Reasons for performing study: Exercise-associated arrhythmias are important differentials when evaluating poor performance sport horses. However, most studies of arrhythmias have been conducted in racehorses and therefore there is a paucity of knowledge concerning the prevalence and significance of exercise-associated arrhythmias in riding horses.

Objectives: The objective of this study was to examine the prevalence of arrhythmias, particularly supraventricular premature complex (SVPCs) and ventricular premature complex (VPCs), associated with exercise in normal performing dressage horses.

Methods: In total, 21 normal performing dressage horses, aged 5–16 years (mean 9 years), were examined clinically and echocardiographically to detect the prevalence of valvular regurgitation. Electrocardiographic (ECG) examinations were performed during rest and during a standardised dressage exercise programme, as well as during recovery period 1 h after exercise. All ECG recordings were analysed for presence and frequency of arrhythmias and arrhythmias were correlated with HR. Mean HR for walk, trot, canter and for specific dressage movements, as well as maximum HR was calculated. Fisher's exact test was used to test for associations between arrhythmias, valvular regurgitation, age and gender.

Results: SVPCs occurred rarely during rest, but occurred during exercise in 6 (28.6%), and in 13 (61.9%) horses during recovery period. Most horses had ≤3 SVPCs. Ventricular premature complex were seen in one horse, which developed twice during exercise. Mild valvular regurgitation was seen in 11 (52%) of the horses. No significant associations between arrhythmia and age, gender or valvular regurgitation were observed.
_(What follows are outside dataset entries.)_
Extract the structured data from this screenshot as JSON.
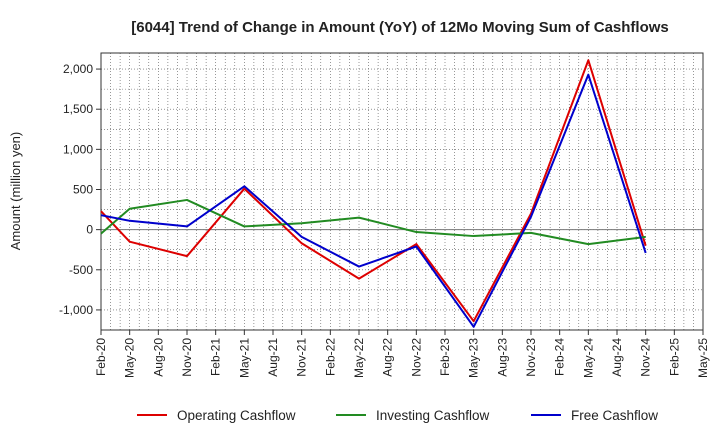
{
  "chart_data": {
    "type": "line",
    "title": "[6044]  Trend of Change in Amount (YoY) of 12Mo Moving Sum of Cashflows",
    "xlabel": "",
    "ylabel": "Amount (million yen)",
    "ylim": [
      -1250,
      2200
    ],
    "yticks": [
      -1000,
      -500,
      0,
      500,
      1000,
      1500,
      2000
    ],
    "ytick_labels": [
      "-1,000",
      "-500",
      "0",
      "500",
      "1,000",
      "1,500",
      "2,000"
    ],
    "categories": [
      "Feb-20",
      "May-20",
      "Aug-20",
      "Nov-20",
      "Feb-21",
      "May-21",
      "Aug-21",
      "Nov-21",
      "Feb-22",
      "May-22",
      "Aug-22",
      "Nov-22",
      "Feb-23",
      "May-23",
      "Aug-23",
      "Nov-23",
      "Feb-24",
      "May-24",
      "Aug-24",
      "Nov-24",
      "Feb-25",
      "May-25"
    ],
    "grid": true,
    "legend_position": "bottom",
    "series": [
      {
        "name": "Operating Cashflow",
        "color": "#dd0000",
        "values": [
          230,
          -150,
          null,
          -330,
          null,
          510,
          null,
          -170,
          null,
          -610,
          null,
          -180,
          null,
          -1140,
          null,
          200,
          null,
          2110,
          null,
          -200,
          null,
          null
        ]
      },
      {
        "name": "Investing Cashflow",
        "color": "#228b22",
        "values": [
          -50,
          260,
          null,
          370,
          null,
          40,
          null,
          80,
          null,
          150,
          null,
          -30,
          null,
          -80,
          null,
          -40,
          null,
          -180,
          null,
          -90,
          null,
          null
        ]
      },
      {
        "name": "Free Cashflow",
        "color": "#0000cc",
        "values": [
          180,
          110,
          null,
          40,
          null,
          540,
          null,
          -90,
          null,
          -460,
          null,
          -210,
          null,
          -1210,
          null,
          160,
          null,
          1930,
          null,
          -290,
          null,
          null
        ]
      }
    ]
  }
}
Conclusions: Reference values for normal performing dressage horses are presented for the first time, demonstrating that arrhythmias occur infrequently during exercise and recovery. Maximum HR in dressage horses is low compared to both showjumping and racehorses. Studies of dressage horses with moderate to severe valvular regurgitation at rest or poor performance are needed to further elucidate the significance of cardiac arrhythmias.